The second half of the book focuses more on family. In the second half, Jen is trying to get to know her two new siblings, as well rethinking her behavior to her own parents growing up.
Relationships are probably one of my favorite parts of writing. The complexity of human nature and how people so different can be best friends just fascinates me. And tossing up otherwise mortal enemies into a family? No wonder my characters think I torture them.
There are really only six important secondary characters in The Ankulen, and Jen's relationship with each is different.
Chris: Chris was Jen's protector, her valiant knight. Her safety, and Tisha's, are his first priority. Her memories of him are mixed. She can't remember anything negative about him, but ... for the longest time after his disappearance, she hated him. Since then, she's managed to tame the hatred into more of a wariness, and, by the time he makes his appearance, she's willing to work with him. His relationship with Lady Jenifer has always been rather on the formal side.
Tisha: Letitia was the first thing Jen brought to life after receiving her Ankulen, and was always the closest to her. Letitia knew all of Jen's secrets, all of her worries, all of her cares ... until she and Chris called Jen's wrath upon their heads. Now ... well, let's just say Jen barely speaks to her, let alone entrusts her with valuable secrets. Tisha finds this painful - possibly the most painful part of their punishment.

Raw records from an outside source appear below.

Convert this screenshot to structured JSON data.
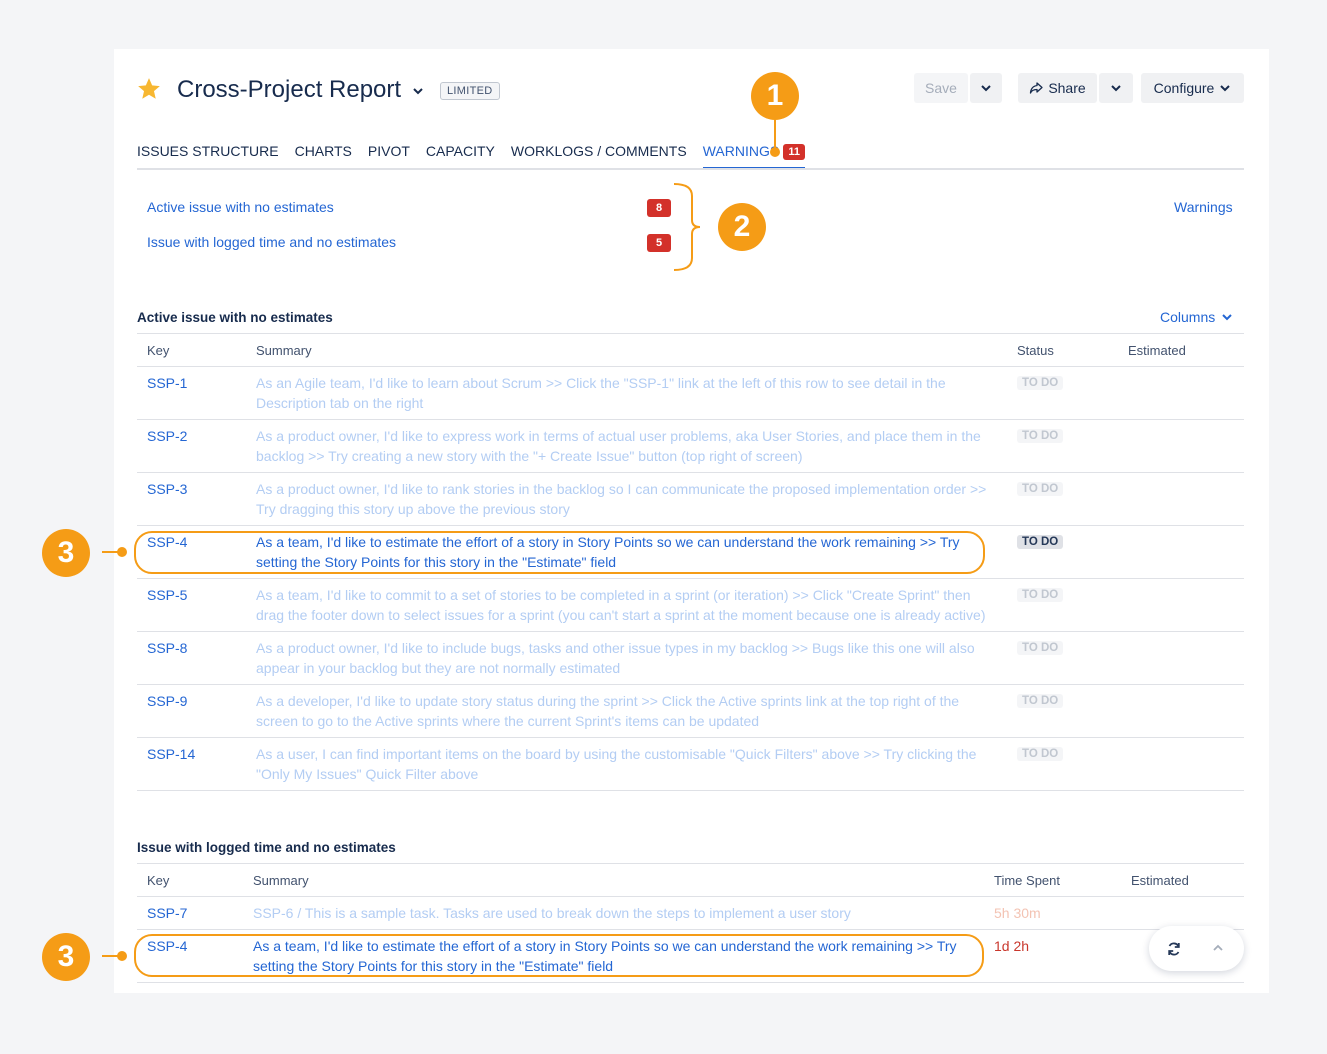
{
  "header": {
    "title": "Cross-Project Report",
    "badge": "LIMITED",
    "buttons": {
      "save": "Save",
      "share": "Share",
      "configure": "Configure"
    }
  },
  "tabs": [
    {
      "label": "ISSUES STRUCTURE"
    },
    {
      "label": "CHARTS"
    },
    {
      "label": "PIVOT"
    },
    {
      "label": "CAPACITY"
    },
    {
      "label": "WORKLOGS / COMMENTS"
    },
    {
      "label": "WARNINGS",
      "count": "11",
      "active": true
    }
  ],
  "warnings_summary": [
    {
      "label": "Active issue with no estimates",
      "count": "8"
    },
    {
      "label": "Issue with logged time and no estimates",
      "count": "5"
    }
  ],
  "warnings_link": "Warnings",
  "callouts": [
    "1",
    "2",
    "3",
    "3"
  ],
  "section1": {
    "title": "Active issue with no estimates",
    "columns_link": "Columns",
    "headers": {
      "key": "Key",
      "summary": "Summary",
      "status": "Status",
      "estimated": "Estimated"
    },
    "rows": [
      {
        "key": "SSP-1",
        "summary_1": "As an Agile team, I'd like to learn about Scrum >> Click the \"SSP-1\" link at the left of this row to see detail in the",
        "summary_2": "Description tab on the right",
        "status": "TO DO"
      },
      {
        "key": "SSP-2",
        "summary_1": "As a product owner, I'd like to express work in terms of actual user problems, aka User Stories, and place them in the",
        "summary_2": "backlog >> Try creating a new story with the \"+ Create Issue\" button (top right of screen)",
        "status": "TO DO"
      },
      {
        "key": "SSP-3",
        "summary_1": "As a product owner, I'd like to rank stories in the backlog so I can communicate the proposed implementation order >>",
        "summary_2": "Try dragging this story up above the previous story",
        "status": "TO DO"
      },
      {
        "key": "SSP-4",
        "summary_1": "As a team, I'd like to estimate the effort of a story in Story Points so we can understand the work remaining >> Try",
        "summary_2": "setting the Story Points for this story in the \"Estimate\" field",
        "status": "TO DO",
        "highlight": true
      },
      {
        "key": "SSP-5",
        "summary_1": "As a team, I'd like to commit to a set of stories to be completed in a sprint (or iteration) >> Click \"Create Sprint\" then",
        "summary_2": "drag the footer down to select issues for a sprint (you can't start a sprint at the moment because one is already active)",
        "status": "TO DO"
      },
      {
        "key": "SSP-8",
        "summary_1": "As a product owner, I'd like to include bugs, tasks and other issue types in my backlog >> Bugs like this one will also",
        "summary_2": "appear in your backlog but they are not normally estimated",
        "status": "TO DO"
      },
      {
        "key": "SSP-9",
        "summary_1": "As a developer, I'd like to update story status during the sprint >> Click the Active sprints link at the top right of the",
        "summary_2": "screen to go to the Active sprints where the current Sprint's items can be updated",
        "status": "TO DO"
      },
      {
        "key": "SSP-14",
        "summary_1": "As a user, I can find important items on the board by using the customisable \"Quick Filters\" above >> Try clicking the",
        "summary_2": "\"Only My Issues\" Quick Filter above",
        "status": "TO DO"
      }
    ]
  },
  "section2": {
    "title": "Issue with logged time and no estimates",
    "headers": {
      "key": "Key",
      "summary": "Summary",
      "time_spent": "Time Spent",
      "estimated": "Estimated"
    },
    "rows": [
      {
        "key": "SSP-7",
        "summary_1": "SSP-6 /  This is a sample task. Tasks are used to break down the steps to implement a user story",
        "summary_2": "",
        "time_spent": "5h 30m"
      },
      {
        "key": "SSP-4",
        "summary_1": "As a team, I'd like to estimate the effort of a story in Story Points so we can understand the work remaining >> Try",
        "summary_2": "setting the Story Points for this story in the \"Estimate\" field",
        "time_spent": "1d 2h",
        "highlight": true
      }
    ]
  },
  "colors": {
    "accent": "#2466d3",
    "callout": "#f59c16",
    "badge": "#d3312a"
  }
}
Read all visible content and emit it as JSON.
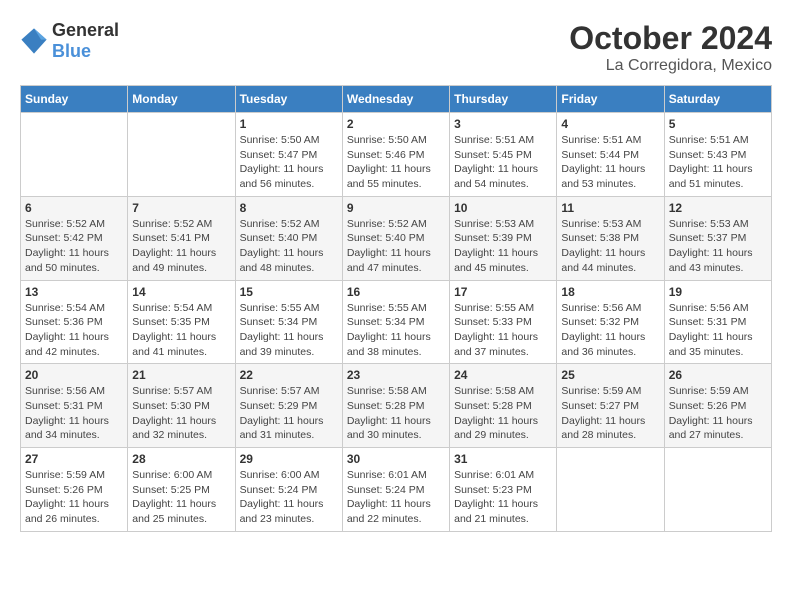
{
  "header": {
    "logo_general": "General",
    "logo_blue": "Blue",
    "month": "October 2024",
    "location": "La Corregidora, Mexico"
  },
  "weekdays": [
    "Sunday",
    "Monday",
    "Tuesday",
    "Wednesday",
    "Thursday",
    "Friday",
    "Saturday"
  ],
  "weeks": [
    [
      {
        "day": "",
        "info": ""
      },
      {
        "day": "",
        "info": ""
      },
      {
        "day": "1",
        "info": "Sunrise: 5:50 AM\nSunset: 5:47 PM\nDaylight: 11 hours and 56 minutes."
      },
      {
        "day": "2",
        "info": "Sunrise: 5:50 AM\nSunset: 5:46 PM\nDaylight: 11 hours and 55 minutes."
      },
      {
        "day": "3",
        "info": "Sunrise: 5:51 AM\nSunset: 5:45 PM\nDaylight: 11 hours and 54 minutes."
      },
      {
        "day": "4",
        "info": "Sunrise: 5:51 AM\nSunset: 5:44 PM\nDaylight: 11 hours and 53 minutes."
      },
      {
        "day": "5",
        "info": "Sunrise: 5:51 AM\nSunset: 5:43 PM\nDaylight: 11 hours and 51 minutes."
      }
    ],
    [
      {
        "day": "6",
        "info": "Sunrise: 5:52 AM\nSunset: 5:42 PM\nDaylight: 11 hours and 50 minutes."
      },
      {
        "day": "7",
        "info": "Sunrise: 5:52 AM\nSunset: 5:41 PM\nDaylight: 11 hours and 49 minutes."
      },
      {
        "day": "8",
        "info": "Sunrise: 5:52 AM\nSunset: 5:40 PM\nDaylight: 11 hours and 48 minutes."
      },
      {
        "day": "9",
        "info": "Sunrise: 5:52 AM\nSunset: 5:40 PM\nDaylight: 11 hours and 47 minutes."
      },
      {
        "day": "10",
        "info": "Sunrise: 5:53 AM\nSunset: 5:39 PM\nDaylight: 11 hours and 45 minutes."
      },
      {
        "day": "11",
        "info": "Sunrise: 5:53 AM\nSunset: 5:38 PM\nDaylight: 11 hours and 44 minutes."
      },
      {
        "day": "12",
        "info": "Sunrise: 5:53 AM\nSunset: 5:37 PM\nDaylight: 11 hours and 43 minutes."
      }
    ],
    [
      {
        "day": "13",
        "info": "Sunrise: 5:54 AM\nSunset: 5:36 PM\nDaylight: 11 hours and 42 minutes."
      },
      {
        "day": "14",
        "info": "Sunrise: 5:54 AM\nSunset: 5:35 PM\nDaylight: 11 hours and 41 minutes."
      },
      {
        "day": "15",
        "info": "Sunrise: 5:55 AM\nSunset: 5:34 PM\nDaylight: 11 hours and 39 minutes."
      },
      {
        "day": "16",
        "info": "Sunrise: 5:55 AM\nSunset: 5:34 PM\nDaylight: 11 hours and 38 minutes."
      },
      {
        "day": "17",
        "info": "Sunrise: 5:55 AM\nSunset: 5:33 PM\nDaylight: 11 hours and 37 minutes."
      },
      {
        "day": "18",
        "info": "Sunrise: 5:56 AM\nSunset: 5:32 PM\nDaylight: 11 hours and 36 minutes."
      },
      {
        "day": "19",
        "info": "Sunrise: 5:56 AM\nSunset: 5:31 PM\nDaylight: 11 hours and 35 minutes."
      }
    ],
    [
      {
        "day": "20",
        "info": "Sunrise: 5:56 AM\nSunset: 5:31 PM\nDaylight: 11 hours and 34 minutes."
      },
      {
        "day": "21",
        "info": "Sunrise: 5:57 AM\nSunset: 5:30 PM\nDaylight: 11 hours and 32 minutes."
      },
      {
        "day": "22",
        "info": "Sunrise: 5:57 AM\nSunset: 5:29 PM\nDaylight: 11 hours and 31 minutes."
      },
      {
        "day": "23",
        "info": "Sunrise: 5:58 AM\nSunset: 5:28 PM\nDaylight: 11 hours and 30 minutes."
      },
      {
        "day": "24",
        "info": "Sunrise: 5:58 AM\nSunset: 5:28 PM\nDaylight: 11 hours and 29 minutes."
      },
      {
        "day": "25",
        "info": "Sunrise: 5:59 AM\nSunset: 5:27 PM\nDaylight: 11 hours and 28 minutes."
      },
      {
        "day": "26",
        "info": "Sunrise: 5:59 AM\nSunset: 5:26 PM\nDaylight: 11 hours and 27 minutes."
      }
    ],
    [
      {
        "day": "27",
        "info": "Sunrise: 5:59 AM\nSunset: 5:26 PM\nDaylight: 11 hours and 26 minutes."
      },
      {
        "day": "28",
        "info": "Sunrise: 6:00 AM\nSunset: 5:25 PM\nDaylight: 11 hours and 25 minutes."
      },
      {
        "day": "29",
        "info": "Sunrise: 6:00 AM\nSunset: 5:24 PM\nDaylight: 11 hours and 23 minutes."
      },
      {
        "day": "30",
        "info": "Sunrise: 6:01 AM\nSunset: 5:24 PM\nDaylight: 11 hours and 22 minutes."
      },
      {
        "day": "31",
        "info": "Sunrise: 6:01 AM\nSunset: 5:23 PM\nDaylight: 11 hours and 21 minutes."
      },
      {
        "day": "",
        "info": ""
      },
      {
        "day": "",
        "info": ""
      }
    ]
  ]
}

Mom: Jen's mom (whose name I still don't know ...) is the one person who never gave up on Jen getting her imagination back. There are times when Jen resents this - as she puts it,
It's easier to squeeze juice out of a rock than it is to squeeze a story out of my brain.
- The Ankulen
but she really does want her imagination back, and, when she goes home for lunch in chapter eight, she thanks her mother for doing it.
Derek: Derek and Jen's relationship has a very rocky start. She's an odd combination of shyness and mischief, and he finds her as confusing as much as she finds him intimidating. It's not until nearly the end of the book that they develop a sort of alliance ... and even a tiny bit of sibling trust.
Megan: Megan and Jen hit it off well right from the start. Megan is in awe of Jen's imaginative powers, while Jen is refreshed by Megan's innocence. She tries to be a bit of a peacemaker between Jen and Derek, and, while Jen listens ... Derek doesn't always.